Oxbow Bend, Snake River

Grand Teton National Park, Wyoming

View of mountain town from nearby peak

The Future of Workforce Housing

Matt Moore

A few months ago, a friend of mine who commutes an hour each way to a medical center in a notoriously expensive mountain town shared a story with me. His employer had recently conducted a lengthy search for a new cardiac surgeon. After a drawn-out screening and interview process, they finally offered a position to their top candidate, who accepted. However, within a few weeks, the candidate had to back out of the offer. The reason? They couldn’t afford any of the available housing in the community.

The issue of housing affordability touches nearly every corner of our country and includes workers in every industry. It’s a fundamental and unavoidable reality: if a person working full-time can’t afford to live where they work, then they cannot afford to remain in that job, and they will eventually have to find a new job or go somewhere else. The larger the group these circumstances affect, the larger the impact on the community. And when people can’t find anywhere that they can afford to work and live, then far greater consequences, such as housing/food instability, homelessness, and societal unrest, will result. Those who are able to retain their housing are affected as well, as strain on local workforces eventually limits the availability of local services, and neighbors and community stakeholders are increasingly driven out and replaced by investors and short-term renters.

This is a problem that is unlikely to go away anytime soon, and for many towns, the pendulum may have already swung too far to reverse course and minimize the impact on the local workforce and the services they provide. But in many communities, individuals and entities are actively taking steps to address affordable workforce housing which provides a hopeful glimpse into how this challenge may be addressed in the years to come.

Public / Philanthropic Partnerships

In Routt County Colorado, home of Steamboat Springs, the Yampa Valley Housing Authority is working to develop a 536-acre parcel that was purchased and gifted to the housing authority in 2021. They are working with a steering committee comprised of 20 locals with differing backgrounds to create affordable housing solutions to maintain their community as a place where anyone with a job can find a way to stay put and contribute. The future development will include 2,300 rental units, a public bus service, and access to the multi-use Yampa River Core Trail. This kind of outcome relies heavily on the generosity and the hard work of individuals who are dedicated to the cause of protecting opportunities for everyone in their community, but when it is completed, this project will have created a solid, long-term foundation upon which to build an inclusive, attainable future for everyone in their community.

Business Investment in Workforce Housing

In the world of CoolWorks jobs, employers providing staff housing and meals is nothing new. We were born in Yellowstone National Park, and many of the employers using our site are similarly located in remote, undeveloped areas where the only option for workforce housing is on company property. However, private employers in areas where housing inventory is available are increasingly buying houses or building multi-unit rentals exclusively for housing their staff in order to protect some local inventory from being scooped up by investors. This approach is not without its drawbacks – having year-round housing connected with employment places staff in a potentially vulnerable position of dependence on their employer and can create instability and conflict – but it does demonstrate how businesses are recognizing the imperative need for affordable housing in their communities in order to be able to remain staffed and viable, and are actively meeting that need through direct investment.
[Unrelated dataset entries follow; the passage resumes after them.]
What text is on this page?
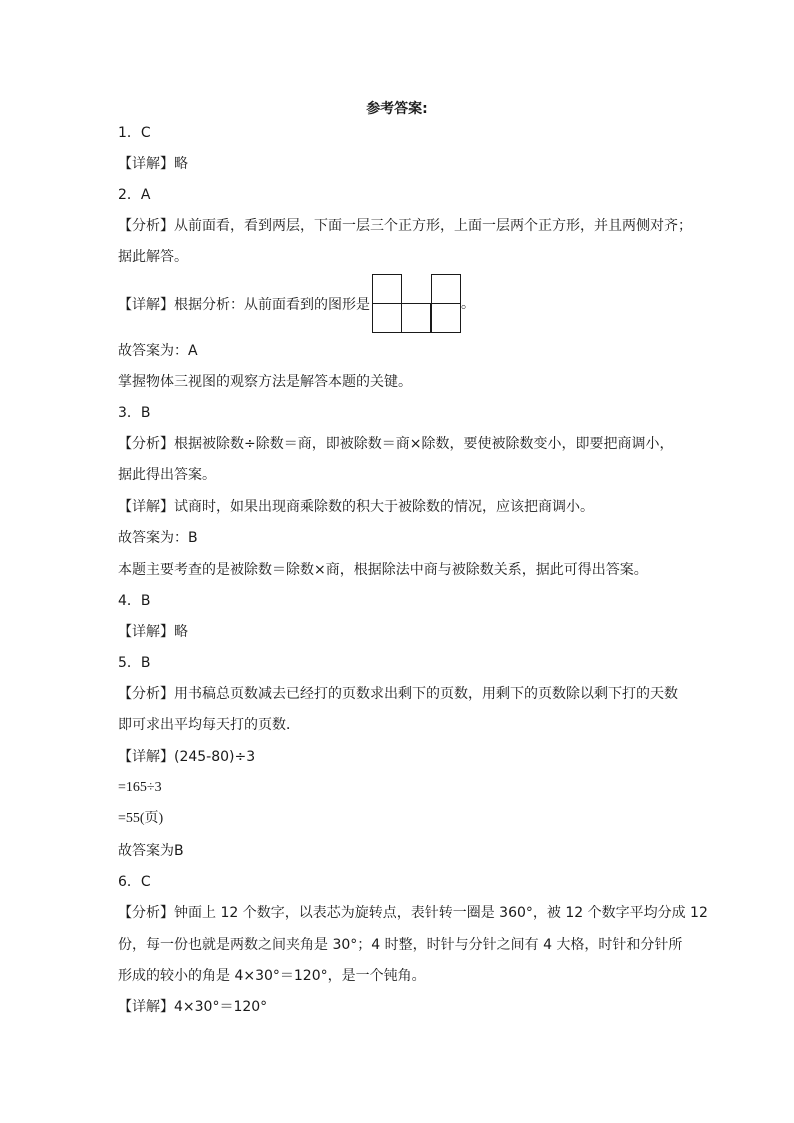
参考答案:
1．C
【详解】略
2．A
【分析】从前面看，看到两层，下面一层三个正方形，上面一层两个正方形，并且两侧对齐；
据此解答。
【详解】根据分析：从前面看到的图形是	。
故答案为：A
掌握物体三视图的观察方法是解答本题的关键。
3．B
【分析】根据被除数÷除数＝商，即被除数＝商×除数，要使被除数变小，即要把商调小，
据此得出答案。
【详解】试商时，如果出现商乘除数的积大于被除数的情况，应该把商调小。
故答案为：B
本题主要考查的是被除数＝除数×商，根据除法中商与被除数关系，据此可得出答案。
4．B
【详解】略
5．B
【分析】用书稿总页数减去已经打的页数求出剩下的页数，用剩下的页数除以剩下打的天数
即可求出平均每天打的页数．
【详解】(245-80)÷3
=165÷3
=55(页)
故答案为B
6．C
【分析】钟面上 12 个数字，以表芯为旋转点，表针转一圈是 360°，被 12 个数字平均分成 12
份，每一份也就是两数之间夹角是 30°；4 时整，时针与分针之间有 4 大格，时针和分针所
形成的较小的角是 4×30°＝120°，是一个钝角。
【详解】4×30°＝120°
Non-profit & Stakeholder Driven Solutions

In Moab, UT, and Gunnison, CO, Community Rebuilds utilizes the USDA Mutual Self Help Housing program to work with locals in lower income brackets, helping them qualify for USDA Rural Development Loans and other financing options, and, upon approval, working together to construct energy-efficient, affordable workforce housing. In this way, local workers are able to obtain low-cost financing, as well as education and assistance in building their own affordable, energy-efficient housing. This creates opportunities for people to feel confident in investing their time and energy into a place that is actively taking steps to make it possible for them to make a home and a life there.

There is no one-size-fits-all approach to the affordable housing crisis, but these examples illustrate that whether it be New York’s Hudson Valley or the rural Southwest, there is a solution that fits every community. It might require philanthropic gifts, regulations limiting short-term rentals and protecting housing inventory with income caps, the ingenuity, and dedication of local NGOs, and in many cases, all of the above. Regardless of the solution that works best, the more involvement, collaboration, and support each community receives from as wide a range of stakeholders as possible – local workers, businesses, property owners, non-profits, local government, etc. – the better chance those communities will have to successfully identify and implement solutions to secure their future survival. If you have the interest and the ability to offer your time and thoughts, look for ways to contribute your voice in working towards solutions. It takes a village to keep a village.